NO this is not an oddity:
http://www.dailykos.com/story/2006/2/4/105428/3568
education:
doc vs actuarial… actuarials take a series of 8 advanced math tests over a period of 10yrs (and are exposed to free market dynamics ie layoffs, recessions). Further the insurance game is based on equity, ie anyone can try to take the tests… cannot docs be exposed to this level of rigor?
GO FREE MARKETS, game on !
Well, looks like ADD has found a new voice.
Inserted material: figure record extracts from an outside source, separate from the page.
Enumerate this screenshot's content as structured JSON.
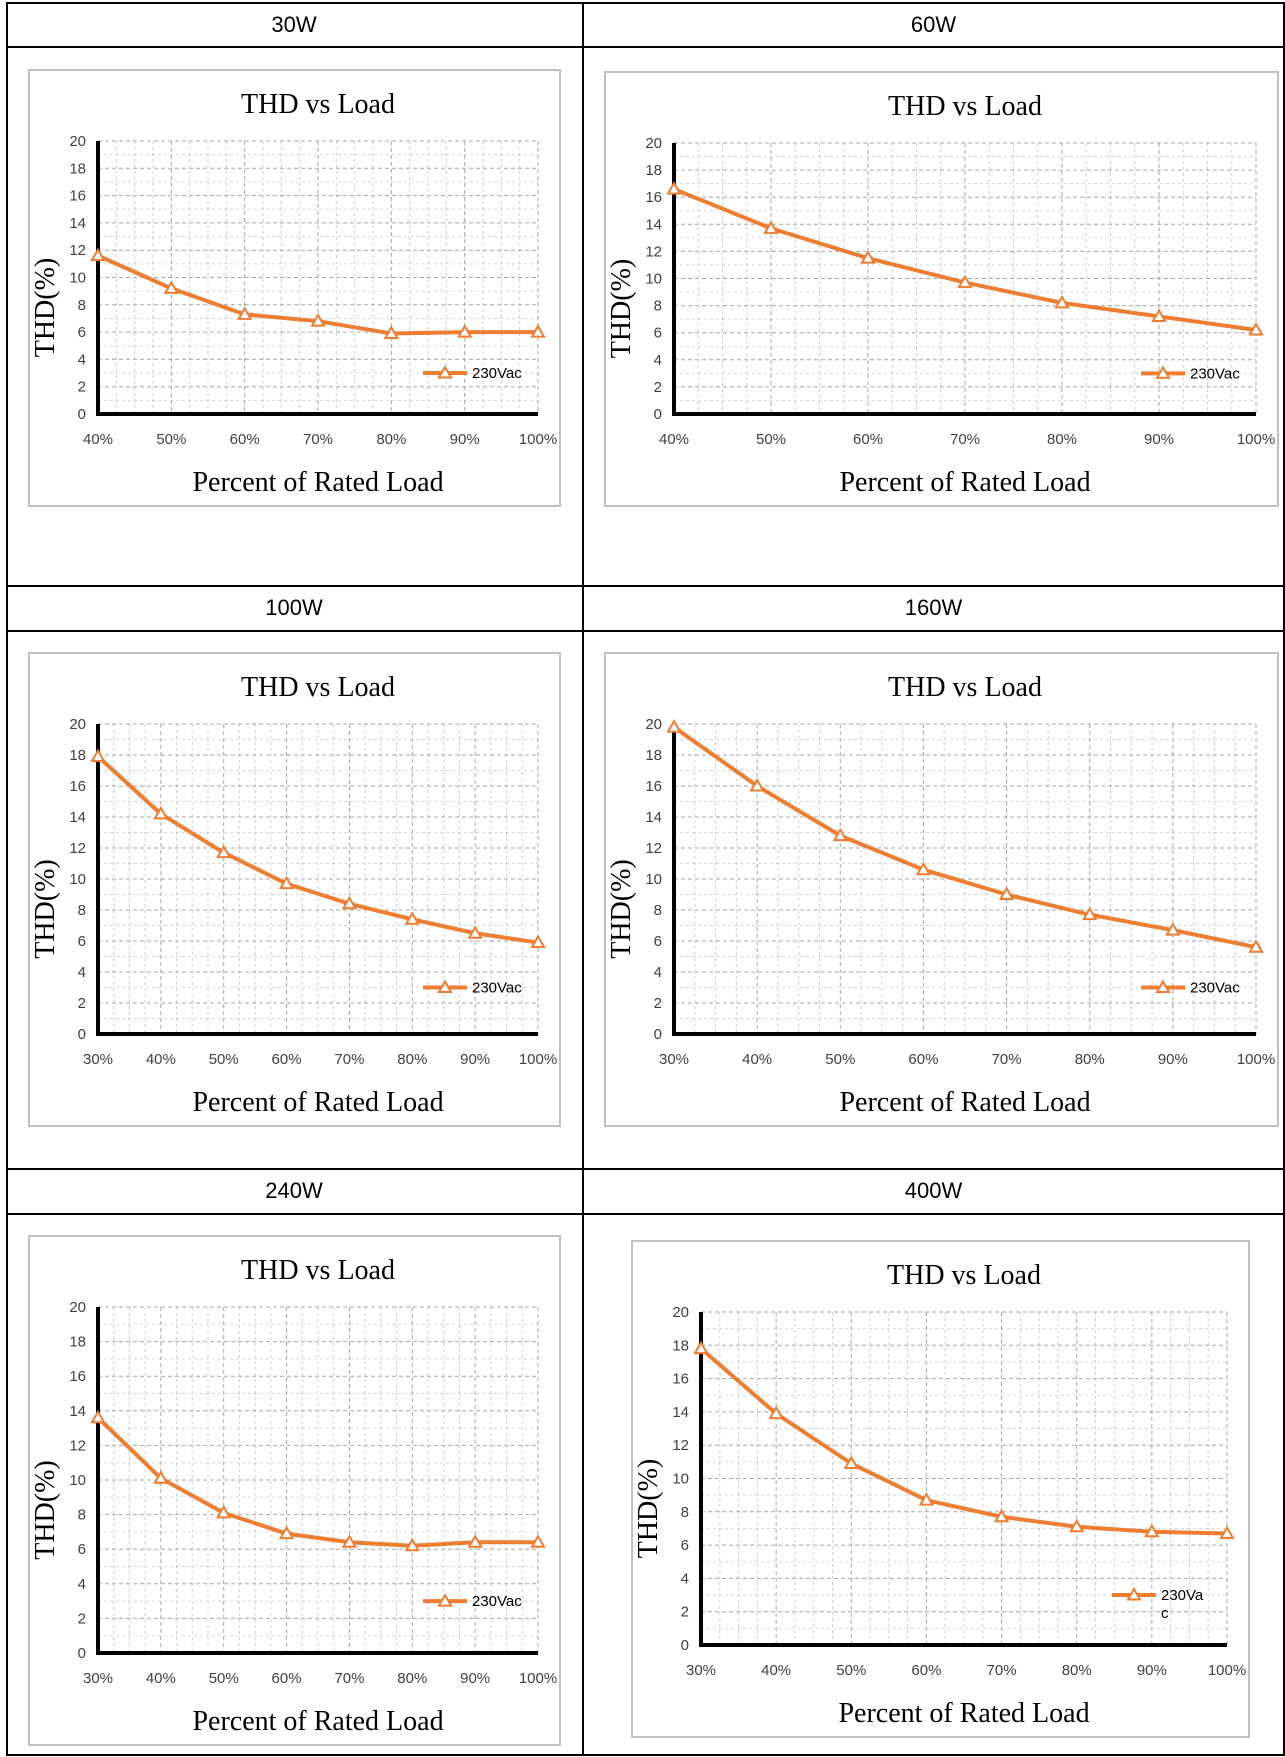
{
  "colors": {
    "series": "#ed7d31",
    "grid": "#a6a6a6",
    "axis": "#000000",
    "border": "#bfbfbf"
  },
  "cells": [
    {
      "header": "30W"
    },
    {
      "header": "60W"
    },
    {
      "header": "100W"
    },
    {
      "header": "160W"
    },
    {
      "header": "240W"
    },
    {
      "header": "400W"
    }
  ],
  "chart_data": [
    {
      "type": "line",
      "title": "THD vs Load",
      "xlabel": "Percent of Rated Load",
      "ylabel": "THD(%)",
      "categories": [
        "40%",
        "50%",
        "60%",
        "70%",
        "80%",
        "90%",
        "100%"
      ],
      "yticks": [
        "0",
        "2",
        "4",
        "6",
        "8",
        "10",
        "12",
        "14",
        "16",
        "18",
        "20"
      ],
      "ylim": [
        0,
        20
      ],
      "grid": true,
      "legend_position": "bottom-right",
      "series": [
        {
          "name": "230Vac",
          "values": [
            11.6,
            9.2,
            7.3,
            6.8,
            5.9,
            6.0,
            6.0
          ]
        }
      ]
    },
    {
      "type": "line",
      "title": "THD vs Load",
      "xlabel": "Percent of Rated Load",
      "ylabel": "THD(%)",
      "categories": [
        "40%",
        "50%",
        "60%",
        "70%",
        "80%",
        "90%",
        "100%"
      ],
      "yticks": [
        "0",
        "2",
        "4",
        "6",
        "8",
        "10",
        "12",
        "14",
        "16",
        "18",
        "20"
      ],
      "ylim": [
        0,
        20
      ],
      "grid": true,
      "legend_position": "bottom-right",
      "series": [
        {
          "name": "230Vac",
          "values": [
            16.6,
            13.7,
            11.5,
            9.7,
            8.2,
            7.2,
            6.2
          ]
        }
      ]
    },
    {
      "type": "line",
      "title": "THD vs Load",
      "xlabel": "Percent of Rated Load",
      "ylabel": "THD(%)",
      "categories": [
        "30%",
        "40%",
        "50%",
        "60%",
        "70%",
        "80%",
        "90%",
        "100%"
      ],
      "yticks": [
        "0",
        "2",
        "4",
        "6",
        "8",
        "10",
        "12",
        "14",
        "16",
        "18",
        "20"
      ],
      "ylim": [
        0,
        20
      ],
      "grid": true,
      "legend_position": "bottom-right",
      "series": [
        {
          "name": "230Vac",
          "values": [
            17.9,
            14.2,
            11.7,
            9.7,
            8.4,
            7.4,
            6.5,
            5.9
          ]
        }
      ]
    },
    {
      "type": "line",
      "title": "THD vs Load",
      "xlabel": "Percent of Rated Load",
      "ylabel": "THD(%)",
      "categories": [
        "30%",
        "40%",
        "50%",
        "60%",
        "70%",
        "80%",
        "90%",
        "100%"
      ],
      "yticks": [
        "0",
        "2",
        "4",
        "6",
        "8",
        "10",
        "12",
        "14",
        "16",
        "18",
        "20"
      ],
      "ylim": [
        0,
        20
      ],
      "grid": true,
      "legend_position": "bottom-right",
      "series": [
        {
          "name": "230Vac",
          "values": [
            19.8,
            16.0,
            12.8,
            10.6,
            9.0,
            7.7,
            6.7,
            5.6
          ]
        }
      ]
    },
    {
      "type": "line",
      "title": "THD vs Load",
      "xlabel": "Percent of Rated Load",
      "ylabel": "THD(%)",
      "categories": [
        "30%",
        "40%",
        "50%",
        "60%",
        "70%",
        "80%",
        "90%",
        "100%"
      ],
      "yticks": [
        "0",
        "2",
        "4",
        "6",
        "8",
        "10",
        "12",
        "14",
        "16",
        "18",
        "20"
      ],
      "ylim": [
        0,
        20
      ],
      "grid": true,
      "legend_position": "bottom-right",
      "series": [
        {
          "name": "230Vac",
          "values": [
            13.6,
            10.1,
            8.1,
            6.9,
            6.4,
            6.2,
            6.4,
            6.4
          ]
        }
      ]
    },
    {
      "type": "line",
      "title": "THD vs Load",
      "xlabel": "Percent of Rated Load",
      "ylabel": "THD(%)",
      "categories": [
        "30%",
        "40%",
        "50%",
        "60%",
        "70%",
        "80%",
        "90%",
        "100%"
      ],
      "yticks": [
        "0",
        "2",
        "4",
        "6",
        "8",
        "10",
        "12",
        "14",
        "16",
        "18",
        "20"
      ],
      "ylim": [
        0,
        20
      ],
      "grid": true,
      "legend_position": "right",
      "series": [
        {
          "name": "230Va c",
          "values": [
            17.8,
            13.9,
            10.9,
            8.7,
            7.7,
            7.1,
            6.8,
            6.7
          ]
        }
      ]
    }
  ]
}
“Medicine should be and should stay an attractive profession whose members come to their place by honest but real competition. That is the only path to quality.”
so why do docs fight transparency, having the records available to consumers, AND why quality so poor (doc error in top ten ways to die)
seems like that honest but real competition docs like to think their forged in is alot of hot air
The commenter above does not understand. The reference to competition has to do with applying to medical school. What does that have to do with “transparency,” what that is supposed to mean? Nothing, unless the anonymous poster thinks academic applications are the business of the public, which they are not, or at least not anywhere else. Why you think that medical school applications have anything at all to do with anything else you mention is a relationship known only to you.
“Transparency,” in what, in state board of medicine proceedings? Those organizations’ operating rules are established by state laws. Write your state representative if you don’t like that. Or maybe you mean transparency of court records in medical malpractice cases. Usually those are the purview of state law and the actions of the court judge memorializing any settlement agreement. Don’t like it? Write your congressman. What records “available” to consumers, then? In hospital medical staff proceedings? Those are private organizations, generally, they aren’t required to publicize anything unless action triggers reports to the National Practitioner Database. And access to that database is defined by law, not by “the docs”. Again, if you think you have a right to that information, write your congressman. But imagining that there are secret files somewhere that give a Consumer Reports overview of medical providers is paranoid raving.
The suggestion that medical error is among the top ten causes of death is based on what, exactly, sensational press releases of methodologically flawed “studies” done by the IOM? And how that has anything to do with medical school applications is an explanation I just can’t wait to hear.